Re: [PATCHES] COPY Fillfactor patch

2005-04-20 Thread Simon Riggs
On Wed, 2005-04-20 at 09:42 -0400, Tom Lane wrote:
> Simon Riggs <[EMAIL PROTECTED]> writes:
> > On Wed, 2005-04-20 at 09:03 -0400, Bruce Momjian wrote:
> >> My guess is that the FILLFACTOR will actually be a GUC variable rather
> >> than a clause to CREATE INDEX or REINDEX or CLUSTER.
> 
> > I hope not, but it would be easier to set like that and a lot easier to
> > code up that way.
> 
> I don't like that either.  It seems highly unlikely that every table in
> a database would need the same fillfactor.  It should be a per-table
> attribute, maybe with a DB-wide default, much like we handle per-column
> statistics targets.
> 
> My thought about this is that the case where extra free space really
> helps is UPDATE: if heap_update can put the new tuple version on the
> same page where the old one is, there's a noticeable savings.  So what
> you'd probably want is that heap_insert respects fillfactor (ie, won't
> eat the last fillfactor percent of a page) but heap_update doesn't,
> if it can thereby put the update on the same page.  As long as you
> vacuum before a particular page is entirely filled by updates of its
> own tuples, you have a steady-state situation.

Agreed. Thats the best approach.

Best Regards, Simon Riggs


---(end of broadcast)---
TIP 6: Have you searched our list archives?

   http://archives.postgresql.org


Re: [PATCHES] COPY Fillfactor patch

2005-04-20 Thread Bruce Momjian
Tom Lane wrote:
> Simon Riggs <[EMAIL PROTECTED]> writes:
> > On Wed, 2005-04-20 at 09:03 -0400, Bruce Momjian wrote:
> >> My guess is that the FILLFACTOR will actually be a GUC variable rather
> >> than a clause to CREATE INDEX or REINDEX or CLUSTER.
> 
> > I hope not, but it would be easier to set like that and a lot easier to
> > code up that way.
> 
> I don't like that either.  It seems highly unlikely that every table in
> a database would need the same fillfactor.  It should be a per-table
> attribute, maybe with a DB-wide default, much like we handle per-column
> statistics targets.

That is fine.  I just don't want to add the FILLFACTOR clause to several
commands.

-- 
  Bruce Momjian|  http://candle.pha.pa.us
  pgman@candle.pha.pa.us   |  (610) 359-1001
  +  If your life is a hard drive, |  13 Roberts Road
  +  Christ can be your backup.|  Newtown Square, Pennsylvania 19073

---(end of broadcast)---
TIP 9: the planner will ignore your desire to choose an index scan if your
  joining column's datatypes do not match


Re: [PATCHES] COPY Fillfactor patch

2005-04-20 Thread Tom Lane
Simon Riggs <[EMAIL PROTECTED]> writes:
> On Wed, 2005-04-20 at 09:03 -0400, Bruce Momjian wrote:
>> My guess is that the FILLFACTOR will actually be a GUC variable rather
>> than a clause to CREATE INDEX or REINDEX or CLUSTER.

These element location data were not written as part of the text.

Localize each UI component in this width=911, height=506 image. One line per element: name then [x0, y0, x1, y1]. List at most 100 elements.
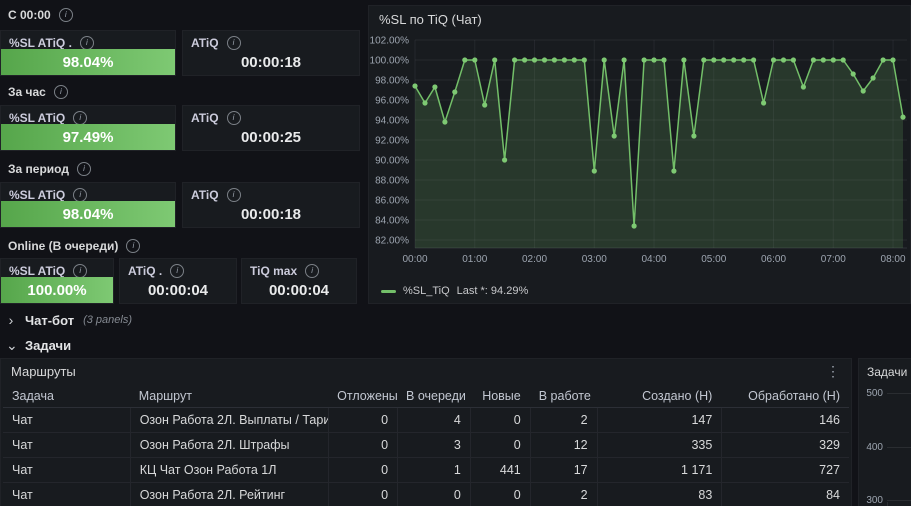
info-icon[interactable]: i — [79, 36, 94, 50]
panel-title: Маршруты — [11, 364, 76, 379]
stat-panel-tiq-max-online: TiQ max i 00:00:04 — [241, 258, 357, 304]
table-cell: 1 171 — [596, 458, 722, 482]
column-header-in-queue[interactable]: В очереди↓ — [406, 389, 466, 403]
svg-text:90.00%: 90.00% — [375, 156, 409, 167]
stat-label: %SL ATiQ i — [9, 264, 88, 278]
table-cell: 0 — [328, 433, 397, 457]
gridline — [887, 393, 911, 394]
stat-label-text: %SL ATiQ — [9, 111, 66, 125]
column-header-deferred[interactable]: Отложены — [337, 389, 398, 403]
panel-menu-icon[interactable]: ⋮ — [826, 363, 840, 379]
table-cell: 335 — [596, 433, 722, 457]
table-row: Чат Озон Работа 2Л. Штрафы 0 3 0 12 335 329 — [3, 433, 849, 458]
info-icon[interactable]: i — [73, 188, 88, 202]
stat-label: ATiQ . i — [128, 264, 185, 278]
table-cell: 146 — [721, 408, 849, 432]
stat-label: ATiQ i — [191, 188, 241, 202]
stat-label-text: %SL ATiQ — [9, 188, 66, 202]
y-tick-500: 500 — [861, 388, 911, 399]
info-icon[interactable]: i — [226, 188, 241, 202]
info-icon[interactable]: i — [226, 111, 241, 125]
stat-label: %SL ATiQ i — [9, 188, 88, 202]
table-cell: 441 — [469, 458, 530, 482]
series-area — [415, 60, 903, 248]
stat-label: ATiQ i — [191, 111, 241, 125]
table-cell: Чат — [12, 413, 33, 427]
stat-panel-sl-atiq-online: %SL ATiQ i 100.00% — [0, 258, 114, 304]
gridline — [887, 500, 911, 501]
info-icon[interactable]: i — [226, 36, 241, 50]
stat-panel-atiq-period: ATiQ i 00:00:18 — [182, 182, 360, 228]
stat-value: 00:00:04 — [268, 282, 330, 299]
info-icon[interactable]: i — [53, 85, 68, 99]
tick-label: 400 — [866, 442, 883, 453]
table-cell: 147 — [596, 408, 722, 432]
table-cell: 0 — [469, 433, 530, 457]
axis-labels: 102.00% 100.00% 98.00% 96.00% 94.00% 92.00% 90… — [370, 36, 906, 266]
column-header-created[interactable]: Создано (Н) — [642, 389, 713, 403]
info-icon[interactable]: i — [73, 111, 88, 125]
info-icon[interactable]: i — [126, 239, 141, 253]
column-header-in-work[interactable]: В работе — [538, 389, 591, 403]
data-points — [412, 57, 906, 229]
stat-label-text: ATiQ — [191, 36, 219, 50]
info-icon[interactable]: i — [73, 264, 88, 278]
svg-text:98.00%: 98.00% — [375, 76, 409, 87]
column-header-route[interactable]: Маршрут — [138, 389, 192, 403]
row-toggle-tasks[interactable]: ⌄ Задачи — [6, 335, 71, 355]
sl-tiq-chart-panel: %SL по TiQ (Чат) 102.00% 100.00% 98.00% 96.… — [368, 5, 911, 304]
table-row: Чат КЦ Чат Озон Работа 1Л 0 1 441 17 1 171 727 — [3, 458, 849, 483]
table-cell: Чат — [12, 438, 33, 452]
routes-table-panel: Маршруты ⋮ Задача Маршрут Отложены В оче… — [0, 358, 852, 506]
grid — [414, 39, 907, 249]
stat-value: 00:00:04 — [147, 282, 209, 299]
tick-label: 500 — [866, 388, 883, 399]
legend-series-swatch — [381, 289, 396, 293]
stat-value: 00:00:18 — [240, 206, 302, 223]
svg-text:08:00: 08:00 — [881, 254, 906, 265]
table-header-row: Задача Маршрут Отложены В очереди↓ Новые… — [3, 385, 849, 408]
svg-text:82.00%: 82.00% — [375, 236, 409, 247]
table-cell: 0 — [328, 483, 397, 506]
column-header-new[interactable]: Новые — [482, 389, 521, 403]
y-axis-line — [887, 502, 888, 506]
table-cell: 2 — [529, 408, 597, 432]
table-row: Чат Озон Работа 2Л. Рейтинг 0 0 0 2 83 84 — [3, 483, 849, 506]
table-cell: 0 — [328, 408, 397, 432]
table-cell: 1 — [397, 458, 470, 482]
stat-label: ATiQ i — [191, 36, 241, 50]
svg-text:84.00%: 84.00% — [375, 216, 409, 227]
chevron-down-icon: ⌄ — [6, 337, 18, 353]
svg-text:94.00%: 94.00% — [375, 116, 409, 127]
sl-tiq-chart-plot[interactable]: 102.00% 100.00% 98.00% 96.00% 94.00% 92.00% 90… — [369, 28, 910, 276]
section-title: За период — [8, 162, 69, 176]
table-cell: Чат — [12, 488, 33, 502]
column-header-task[interactable]: Задача — [12, 389, 54, 403]
table-cell: 0 — [469, 483, 530, 506]
table-cell: 17 — [529, 458, 597, 482]
legend-series-name[interactable]: %SL_TiQ — [403, 285, 450, 297]
info-icon[interactable]: i — [76, 162, 91, 176]
svg-text:96.00%: 96.00% — [375, 96, 409, 107]
row-toggle-chatbot[interactable]: › Чат-бот (3 panels) — [6, 310, 132, 330]
info-icon[interactable]: i — [170, 264, 185, 278]
svg-text:100.00%: 100.00% — [370, 56, 410, 67]
svg-text:07:00: 07:00 — [821, 254, 846, 265]
stat-label: %SL ATiQ . i — [9, 36, 94, 50]
stat-value-bar: 97.49% — [1, 124, 175, 150]
info-icon[interactable]: i — [58, 8, 73, 22]
table-cell: 84 — [721, 483, 849, 506]
stat-label-text: ATiQ — [191, 111, 219, 125]
stat-value-bar: 100.00% — [1, 277, 113, 303]
stat-label-text: ATiQ . — [128, 264, 163, 278]
table-cell: 727 — [721, 458, 849, 482]
svg-text:00:00: 00:00 — [402, 254, 427, 265]
info-icon[interactable]: i — [305, 264, 320, 278]
table-cell: Озон Работа 2Л. Рейтинг — [129, 483, 328, 506]
table-cell: Озон Работа 2Л. Штрафы — [129, 433, 328, 457]
table-cell: 329 — [721, 433, 849, 457]
column-header-processed[interactable]: Обработано (Н) — [748, 389, 840, 403]
section-header-period: За период i — [8, 162, 91, 176]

> I hope not, but it would be easier to set like that and a lot easier to
> code up that way.

I don't like that either.  It seems highly unlikely that every table in
a database would need the same fillfactor.  It should be a per-table
attribute, maybe with a DB-wide default, much like we handle per-column
statistics targets.

My thought about this is that the case where extra free space really
helps is UPDATE: if heap_update can put the new tuple version on the
same page where the old one is, there's a noticeable savings.  So what
you'd probably want is that heap_insert respects fillfactor (ie, won't
eat the last fillfactor percent of a page) but heap_update doesn't,
if it can thereby put the update on the same page.  As long as you
vacuum before a particular page is entirely filled by updates of its
own tuples, you have a steady-state situation.

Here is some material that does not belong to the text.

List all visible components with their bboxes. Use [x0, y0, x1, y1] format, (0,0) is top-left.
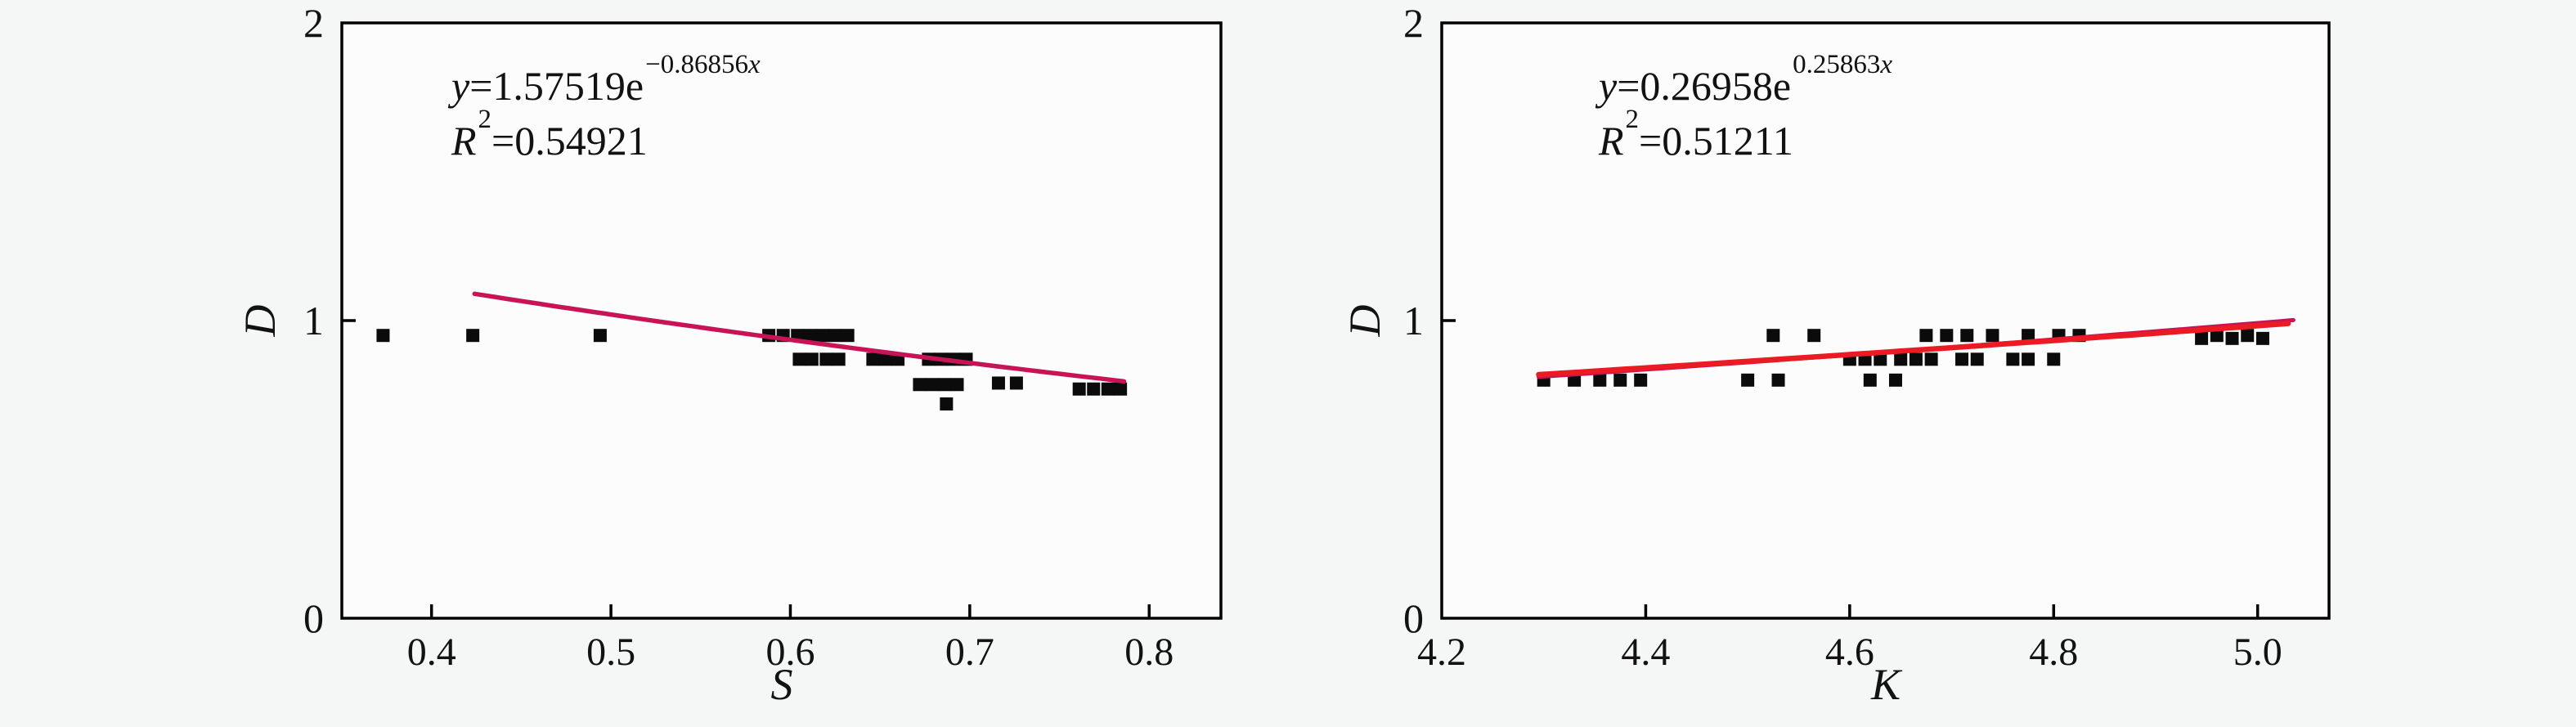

I don't see a lot of point in Hannu's suggestion about leaving every Nth
page free.  Once you've had to move off the source page, near or far
makes little difference.  It might win if we were also trying to teach
insert and update to preserve CLUSTER ordering --- but that is an order
of magnitude harder than what's been discussed in this thread, and I'm
unconvinced it's a good idea anyway ...

regards, tom lane

---(end of broadcast)---
TIP 4: Don't 'kill -9' the postmaster


Re: [PATCHES] COPY Fillfactor patch

2005-04-20 Thread Simon Riggs
On Wed, 2005-04-20 at 09:03 -0400, Bruce Momjian wrote:
> My guess is that the FILLFACTOR will actually be a GUC variable rather
> than a clause to CREATE INDEX or REINDEX or CLUSTER.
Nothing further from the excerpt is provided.